The Pacers are hoping that the third time is the charm with Carlisle. He first arrived to Indianapolis in 1997, joining Larry Bird’s staff and serving as the offensive coordinator. After Bird moved on after three seasons, Isiah Thomas was hired as head coach and Carlisle got his first head-coaching opportunity with the Detroit Pistons.
Then in 2003, he returned to Indy and had one of the best teams in franchise history (2004-05), but it was spoiled by The Brawl.
The team’s image needed to be repaired, players were dealt and the roster was retooled. After the 2006-07 season, the Pacers and Carlisle went in different direction, and the team missed the playoffs four straight years (2007-2010).
Carlisle, 61, was hired by Mark Cuban to coach the Mavericks in 2008 and he had been there ever since, winning a championship in 2011. He’s also the president of the National Basketball Coaches Association.
The Pacers have 12 players under contract for next season, including all five starters.
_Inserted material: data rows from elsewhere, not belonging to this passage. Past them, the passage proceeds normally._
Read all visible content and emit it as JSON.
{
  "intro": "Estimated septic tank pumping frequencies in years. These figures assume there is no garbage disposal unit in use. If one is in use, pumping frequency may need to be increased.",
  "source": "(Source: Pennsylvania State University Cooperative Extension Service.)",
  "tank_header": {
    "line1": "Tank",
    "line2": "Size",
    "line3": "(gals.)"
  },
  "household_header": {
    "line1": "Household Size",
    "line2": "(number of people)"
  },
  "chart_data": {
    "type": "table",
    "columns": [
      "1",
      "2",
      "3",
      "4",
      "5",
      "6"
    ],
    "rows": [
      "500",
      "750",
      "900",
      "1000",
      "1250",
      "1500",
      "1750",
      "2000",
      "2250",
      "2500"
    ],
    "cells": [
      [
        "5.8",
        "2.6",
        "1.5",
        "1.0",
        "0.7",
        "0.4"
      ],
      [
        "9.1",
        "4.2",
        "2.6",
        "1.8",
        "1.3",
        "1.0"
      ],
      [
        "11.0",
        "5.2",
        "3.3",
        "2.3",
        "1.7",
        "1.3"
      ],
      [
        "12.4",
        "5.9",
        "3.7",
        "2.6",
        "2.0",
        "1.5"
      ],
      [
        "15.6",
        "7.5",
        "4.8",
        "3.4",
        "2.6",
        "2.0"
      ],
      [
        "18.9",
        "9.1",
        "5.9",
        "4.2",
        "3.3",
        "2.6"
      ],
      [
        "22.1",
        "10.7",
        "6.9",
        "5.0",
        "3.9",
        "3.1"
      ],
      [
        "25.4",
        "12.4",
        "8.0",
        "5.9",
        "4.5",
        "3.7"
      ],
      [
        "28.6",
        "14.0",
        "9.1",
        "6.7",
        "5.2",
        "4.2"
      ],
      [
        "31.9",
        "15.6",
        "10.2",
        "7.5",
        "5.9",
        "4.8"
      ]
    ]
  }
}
Injuries sidetracked everything this past season and a rebuild is not in the cards.
Carlisle to Fieldhouse Files: “Situation with upside. Like the roster and skillset of team.”
He becomes the 16th coach in franchise history — taking over for Nate Bjorkgren, who was Pacers head coach for just eight months. (The Pacers are on the hook to pay Bjorkgren next season as well.)
“We've got guys on our team that have earned the right to have a voice (on the next coach),” Pritchard said earlier this month, “but I do believe there's a point where someone has to make a decision that pushes those players to push the envelope so they become the best and they don't fall into 'I'm just going to play into what I do best.' You got to push players. This is human management. What you got to do is you got to get them to be their best — and that's what great coaches do.”
The team is coming off a 34-38 season, including 13-23 at home, and missed out on the playoffs for the first time in six seasons. They were challenged by lack of time together, injuries, awful defense and Bjorkgren’s poor interpersonal skills.
“I wanted to take a chance and have something that maybe had a lower floor but a higher ceiling,” Pritchard said of his change in mentality. “And this year, maybe it's skewed down a little bit and maybe (we’ll) look at something a little bit different.”
So this time, the front office valued experience and previous success — and benefited from Carlisle suddenly becoming available. He resigned as Mavs coach on June 17 with two years left under contract.
Hiring Carlisle is a huge offseason victory for the Pacers and should help re-energize the fan base.